The American Psychiatric Association defines delirium (DSM IV 1994) as consisting of 3 broad categories of impairment, viz. an acute and fluctuating onset, disturbance of consciousness and deterioration of cognition. Disturbances of consciousness include disorientation, lethargy, a clouded sensorium and inattention to and relations with the environment in which the patient resides. Cognitive changes may consist of disturbances in memory, language and perception. Inherent in this definition is the lack of permanent structural changes in the central nervous system and thus the inherent potential for reversibility of this condition. Clinical observations have documented1 that there are 3 subtypes of delirious patients. The most common type is the apathetic withdrawn seemingly depressed patient. This contrasts with the patients who have agitated delirium. This latter group is typified by patients with delirium tremens who may be febrile, agitated, combative and have sympathetic autonomic hyperactivity. Finally there are some patients who fluctuate in their clinical picture from apathetic to agitated states. Over the years there have been a number of different names given to the syndrome of delirium. These include acute confusional state, toxic psychosis, delirium tremens, metabolic encephalopathy and acute brain syndrome.

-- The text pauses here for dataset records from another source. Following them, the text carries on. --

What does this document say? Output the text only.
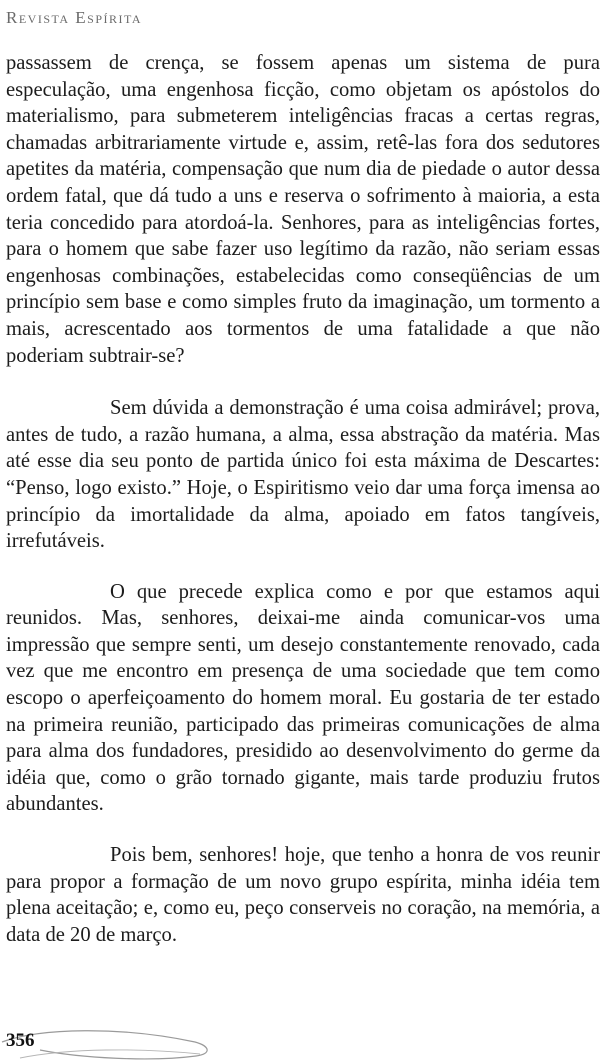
Revista Espírita

passassem de crença, se fossem apenas um sistema de pura especulação, uma engenhosa ficção, como objetam os apóstolos do materialismo, para submeterem inteligências fracas a certas regras, chamadas arbitrariamente virtude e, assim, retê-las fora dos sedutores apetites da matéria, compensação que num dia de piedade o autor dessa ordem fatal, que dá tudo a uns e reserva o sofrimento à maioria, a esta teria concedido para atordoá-la. Senhores, para as inteligências fortes, para o homem que sabe fazer uso legítimo da razão, não seriam essas engenhosas combinações, estabelecidas como conseqüências de um princípio sem base e como simples fruto da imaginação, um tormento a mais, acrescentado aos tormentos de uma fatalidade a que não poderiam subtrair-se?

Sem dúvida a demonstração é uma coisa admirável; prova, antes de tudo, a razão humana, a alma, essa abstração da matéria. Mas até esse dia seu ponto de partida único foi esta máxima de Descartes: “Penso, logo existo.” Hoje, o Espiritismo veio dar uma força imensa ao princípio da imortalidade da alma, apoiado em fatos tangíveis, irrefutáveis.

O que precede explica como e por que estamos aqui reunidos. Mas, senhores, deixai-me ainda comunicar-vos uma impressão que sempre senti, um desejo constantemente renovado, cada vez que me encontro em presença de uma sociedade que tem como escopo o aperfeiçoamento do homem moral. Eu gostaria de ter estado na primeira reunião, participado das primeiras comunicações de alma para alma dos fundadores, presidido ao desenvolvimento do germe da idéia que, como o grão tornado gigante, mais tarde produziu frutos abundantes.

Pois bem, senhores! hoje, que tenho a honra de vos reunir para propor a formação de um novo grupo espírita, minha idéia tem plena aceitação; e, como eu, peço conserveis no coração, na memória, a data de 20 de março.

356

Delirium is very common in older patients seeking care in the ED. Approximately2 25% have delirium and 50% have dementia. Retrospectively, 25-50% of the delirious patients had been sent home without adequate work up during their ED visit. Naughton3 in 1995 found that 40% of his adult patients had an altered mental status with delirium present in 8.5%. Hustey4 found that 26% of his elderly subjects had an altered mental status and 10% of patients had delirium. In 70% of patients with a cognitive impairment, no evidence was available in the charts to show that the abnormal mental state was chronic. The prevalence of delirium in hospitalized patients ranges between 10-40%.5,6,7,8 "As many as 25% of hospitalized cancer patients and 30-40% of hospitalized AIDS patients develop delirium. Delirium in the medically ill patient is associated with an increased hospital stay and mortality.9 Elderly hospitalized patients who develop delirium have a mortality of 22-76%.10
There may be a window of opportunity to discover a systemic illness in delirious patients who will respond to treatment early into their illness but who go untreated until the disease process is overt, advanced and potentially untreatable. When we do not recognize the delirious patient, we are prone to treat the patient for other disease entities inappropriately. The delirious patient is often unable to give a cogent history, cannot comply with discharge instructions and is prone to falls.

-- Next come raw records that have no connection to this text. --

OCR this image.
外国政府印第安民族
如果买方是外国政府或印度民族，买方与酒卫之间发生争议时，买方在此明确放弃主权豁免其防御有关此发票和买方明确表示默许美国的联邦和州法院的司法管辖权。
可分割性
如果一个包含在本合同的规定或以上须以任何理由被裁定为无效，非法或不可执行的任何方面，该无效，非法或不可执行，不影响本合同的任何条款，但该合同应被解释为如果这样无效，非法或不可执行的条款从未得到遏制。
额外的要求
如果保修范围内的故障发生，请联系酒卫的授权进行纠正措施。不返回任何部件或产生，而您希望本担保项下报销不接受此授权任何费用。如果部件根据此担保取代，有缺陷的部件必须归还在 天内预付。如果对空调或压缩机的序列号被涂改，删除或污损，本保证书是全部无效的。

Engel and Romano in 195912 showed that delirium was associated with reversible EEG changes and considered that the syndrome was a state of "acute cerebral insufficiency" They compared this to acute renal failure. In both conditions there are external perturbations of the milieu interior which impact on the cellular functions of the organ. When these noxious elements are removed the organs resume their prior level of functions. Kety showed in 1960 that with the onset of the delirium there was slowing of the EEG and a reduction in oxygen extraction by the brain. There are an almost infinite number of possible noxious elements and toxic-metabolic abnormalities that can assault the CNS causing delirium. In addition, delirium can be associated with sleep and sensory deprivation and with withdrawal of a host of sedative-hypnotic drugs. Thus a unifying etiologic explanation that encompasses and explains delirium associated all of these perturbations is unlikely except on basic cellular level. Regrettably, the pathophysiology of delirium has not as yet been elucidated at the molecular level. The patients presenting with
delirium consistently have prominent deficits in memory and emotional
disturbances. These functions among many others are primarily subserved
by the limbic system of the cortex. This system consists of the hypocampus,
the cingulate gyrus, the fornix, the mamillary bodies of the hypothathalmus,
the amygdala, the anterior nuclei of the thalamus and their interconnections.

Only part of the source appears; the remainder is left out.